To implement such policies, proponents argue for a more intense and formalized coordination between the fiscal and monetary authorities. The monetary authorities (i.e. central banks) would mainly serve to facilitate government spending/tightening (in the form of balance sheet management via money creation/destruction), with monetary policy essentially subjugated to fiscal policy (fiscal dominance). Actual proposed implementation typically incorporates counter-cyclical mechanisms/automatic macroeconomic stabilizers – e.g. the job-guarantee schemes whereby the government acts as an employer of last resort is a dominant policy prescription in MMT literature.
Principles underlying Monetized Fiscal Expansion
Key principles underlying monetized fiscal expansion:
– A sovereign government which is a monopolistic issuer of its own fiat currency can create money and spend without taxation revenue or raising government debt.
– The buildup of a net liability position in the consolidated government sector, reflecting the government’s fiscal deficits, will be mirrored by the net asset position within the domestic private sector and/or a larger foreign balance (in the form of a current account deficit).

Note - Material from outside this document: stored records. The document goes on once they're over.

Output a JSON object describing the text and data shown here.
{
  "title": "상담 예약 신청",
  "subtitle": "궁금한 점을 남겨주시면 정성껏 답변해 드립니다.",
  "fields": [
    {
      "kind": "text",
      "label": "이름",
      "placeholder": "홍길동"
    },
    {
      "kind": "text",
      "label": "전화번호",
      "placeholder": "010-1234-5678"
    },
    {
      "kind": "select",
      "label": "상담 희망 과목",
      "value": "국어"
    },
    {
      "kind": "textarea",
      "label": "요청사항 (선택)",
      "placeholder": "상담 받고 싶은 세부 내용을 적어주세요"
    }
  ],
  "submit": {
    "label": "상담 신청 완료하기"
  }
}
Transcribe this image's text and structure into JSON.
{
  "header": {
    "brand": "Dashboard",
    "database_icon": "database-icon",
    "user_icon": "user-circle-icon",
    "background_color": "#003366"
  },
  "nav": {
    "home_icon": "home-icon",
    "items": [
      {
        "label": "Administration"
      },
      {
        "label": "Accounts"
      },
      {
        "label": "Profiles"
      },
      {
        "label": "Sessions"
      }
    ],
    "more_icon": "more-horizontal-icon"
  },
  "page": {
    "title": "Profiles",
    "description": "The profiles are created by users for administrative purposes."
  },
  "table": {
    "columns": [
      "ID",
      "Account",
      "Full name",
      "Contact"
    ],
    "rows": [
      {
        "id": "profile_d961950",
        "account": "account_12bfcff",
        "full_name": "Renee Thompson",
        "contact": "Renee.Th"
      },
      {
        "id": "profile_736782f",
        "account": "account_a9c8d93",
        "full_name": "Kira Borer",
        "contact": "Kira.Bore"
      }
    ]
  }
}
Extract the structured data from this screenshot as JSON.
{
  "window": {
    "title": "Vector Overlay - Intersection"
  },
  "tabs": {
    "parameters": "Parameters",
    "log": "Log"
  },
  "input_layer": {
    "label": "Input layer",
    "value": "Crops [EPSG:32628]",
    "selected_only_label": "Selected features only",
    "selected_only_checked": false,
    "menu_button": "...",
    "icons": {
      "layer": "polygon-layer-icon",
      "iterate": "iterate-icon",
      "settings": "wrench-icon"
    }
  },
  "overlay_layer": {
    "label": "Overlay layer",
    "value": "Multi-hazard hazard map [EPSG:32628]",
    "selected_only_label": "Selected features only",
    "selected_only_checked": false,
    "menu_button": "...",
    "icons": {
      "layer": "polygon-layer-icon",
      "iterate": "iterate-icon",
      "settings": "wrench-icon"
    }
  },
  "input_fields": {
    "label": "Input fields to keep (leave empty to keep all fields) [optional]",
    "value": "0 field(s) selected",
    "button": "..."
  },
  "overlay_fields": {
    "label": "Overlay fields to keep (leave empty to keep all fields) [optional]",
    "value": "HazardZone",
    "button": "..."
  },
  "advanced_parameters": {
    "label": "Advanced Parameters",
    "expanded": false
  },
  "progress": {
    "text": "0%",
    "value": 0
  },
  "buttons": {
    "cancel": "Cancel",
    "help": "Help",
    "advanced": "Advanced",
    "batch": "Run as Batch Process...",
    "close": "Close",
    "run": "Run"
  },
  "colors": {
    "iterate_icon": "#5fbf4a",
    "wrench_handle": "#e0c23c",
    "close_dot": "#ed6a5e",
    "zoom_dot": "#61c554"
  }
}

– Inflation will arise only after the economy’s real resources are employed, rather than how much money is created.
The impact and limits of monetized fiscal expansion can be worked through using the below formula which is a variant of MV = PQ,
W * Vw = P * Q (Nominal GDP)
The concepts of an economy’s wealth stock, W, wealth velocity, Vw, and capacity of “wealth” borrows from Jesse Livermore of Philosophical Economics (any error or misinterpretation are ours). It is slightly different from the traditional concept of money supply and its velocity in mainstream economics as it includes money + wealth held in other forms (other financial assets) which are readily convertible into money (dependent upon liquidity provided by financial markets).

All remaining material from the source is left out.